Use NullTokenizer for mock data; TFLOPs calculation to be fixed later

xiaoyao0115 · xiaoyao0115 · commit be8d859161f7 · 2025-12-02T23:24:26.000-08:00
Signed-off-by: tailaim &lt;tailaim@nvidia.com&gt;
diff --git a/examples/run_hybrid_cp.sh b/examples/run_hybrid_cp.sh
@@ -115,12 +115,12 @@ fi
 if [[ $USE_MOCK_DATA -eq 1 ]]; then
     # EXTRA_ARGS+=" --mock-data --sft-mock-dataset-config-json '{\"mode\":\"file\",\"path\":\"path/to/file\"}'"
     if [[ $BATCH -eq 0 ]]; then
-    EXTRA_ARGS+=" --mock-data --sft-mock-dataset-config-json {\"mode\":\"distribution\",\"type\":\"lognormal\",\"min_seq_len\":1024,\"max_seq_len\":16384,\"mean_seq_len\":8192,\"lognormal_sigma\":1.1} "
+    EXTRA_ARGS+=" --mock-data --sft-mock-dataset-config-json {\"mode\":\"distribution\",\"type\":\"lognormal\",\"min_seq_len\":1024,\"max_seq_len\":16384,\"mean_seq_len\":8192,\"lognormal_sigma\":1.1} --tokenizer-type NullTokenizer --vocab-size 131072 "
     else
-    EXTRA_ARGS+=" --mock-data --sft-mock-dataset-config-json '{\"mode\":\"distribution\",\"type\":\"lognormal\",\"min_seq_len\":1024,\"max_seq_len\":16384,\"mean_seq_len\":8192,\"lognormal_sigma\":1.1}' "
+    EXTRA_ARGS+=" --mock-data --sft-mock-dataset-config-json '{\"mode\":\"distribution\",\"type\":\"lognormal\",\"min_seq_len\":1024,\"max_seq_len\":16384,\"mean_seq_len\":8192,\"lognormal_sigma\":1.1}' --tokenizer-type NullTokenizer --vocab-size 131072 "
     fi
 else
-    EXTRA_ARGS+=" --data-path ${DATA_TRAIN} "

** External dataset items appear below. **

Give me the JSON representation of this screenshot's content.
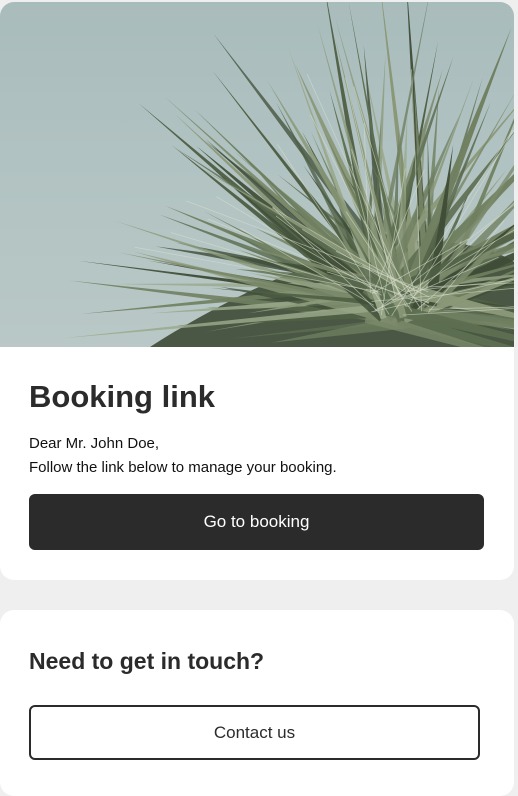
{
  "booking_card": {
    "hero_image": "palm-plant-photo",
    "title": "Booking link",
    "greeting": "Dear Mr. John Doe,",
    "instruction": "Follow the link below to manage your booking.",
    "cta_label": "Go to booking"
  },
  "contact_card": {
    "title": "Need to get in touch?",
    "cta_label": "Contact us"
  },
  "colors": {
    "page_background": "#efefef",
    "card_background": "#ffffff",
    "primary_button": "#2b2b2b",
    "primary_button_text": "#ffffff",
    "text": "#2b2b2b"
  }
}
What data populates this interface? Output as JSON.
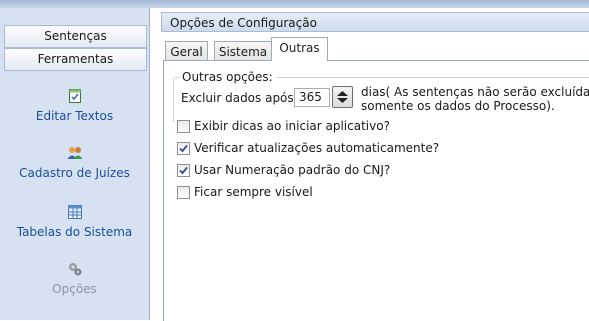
{
  "sidebar": {
    "section_sentencas": "Sentenças",
    "section_ferramentas": "Ferramentas",
    "items": [
      {
        "label": "Editar Textos",
        "icon": "document-edit-icon",
        "enabled": true
      },
      {
        "label": "Cadastro de Juízes",
        "icon": "users-icon",
        "enabled": true
      },
      {
        "label": "Tabelas do Sistema",
        "icon": "table-icon",
        "enabled": true
      },
      {
        "label": "Opções",
        "icon": "gears-icon",
        "enabled": false
      }
    ]
  },
  "panel": {
    "title": "Opções de Configuração",
    "tabs": [
      "Geral",
      "Sistema",
      "Outras"
    ],
    "active_tab": "Outras"
  },
  "outras": {
    "group_title": "Outras opções:",
    "excluir_label": "Excluir dados após",
    "excluir_value": "365",
    "excluir_unit_line1": "dias( As sentenças não serão excluídas,",
    "excluir_unit_line2": "somente os dados do Processo).",
    "checkboxes": [
      {
        "label": "Exibir dicas ao iniciar aplicativo?",
        "checked": false
      },
      {
        "label": "Verificar atualizações automaticamente?",
        "checked": true
      },
      {
        "label": "Usar Numeração padrão do CNJ?",
        "checked": true
      },
      {
        "label": "Ficar sempre visível",
        "checked": false
      }
    ]
  }
}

+    EXTRA_ARGS+=" --data-path ${DATA_TRAIN} --tokenizer-model ${TOKENIZER} "
 fi
 
 if [[ $USE_FSDP -eq 1 ]]; then
@@ -143,7 +143,6 @@ OPTIONS=" \
     --use-distributed-optimizer \
     --disable-bias-linear \
     --sft-tokenizer-prompt-format nemotron-h-aligned \
-    --tokenizer-model ${TOKENIZER} \
     --transformer-impl transformer_engine \
     --normalization RMSNorm \
     --norm-epsilon 1e-06 \
diff --git a/megatron/training/tokenizer/tokenizer.py b/megatron/training/tokenizer/tokenizer.py
@@ -871,6 +871,14 @@ def eos(self):
     def additional_special_tokens_ids(self):
         return None
 
+    @property
+    def force_eod(self):
+        """To force an EOD at the end of every data sample in SFT."""
+        return True
+    
+    @property
+    def pad(self):
+        return self._eod_id - 1
 
 class _NullMultimodalTokenizer(MegatronLegacyTokenizer):
     def __init__(self, vocab_size, image_token=None, image_token_id=None):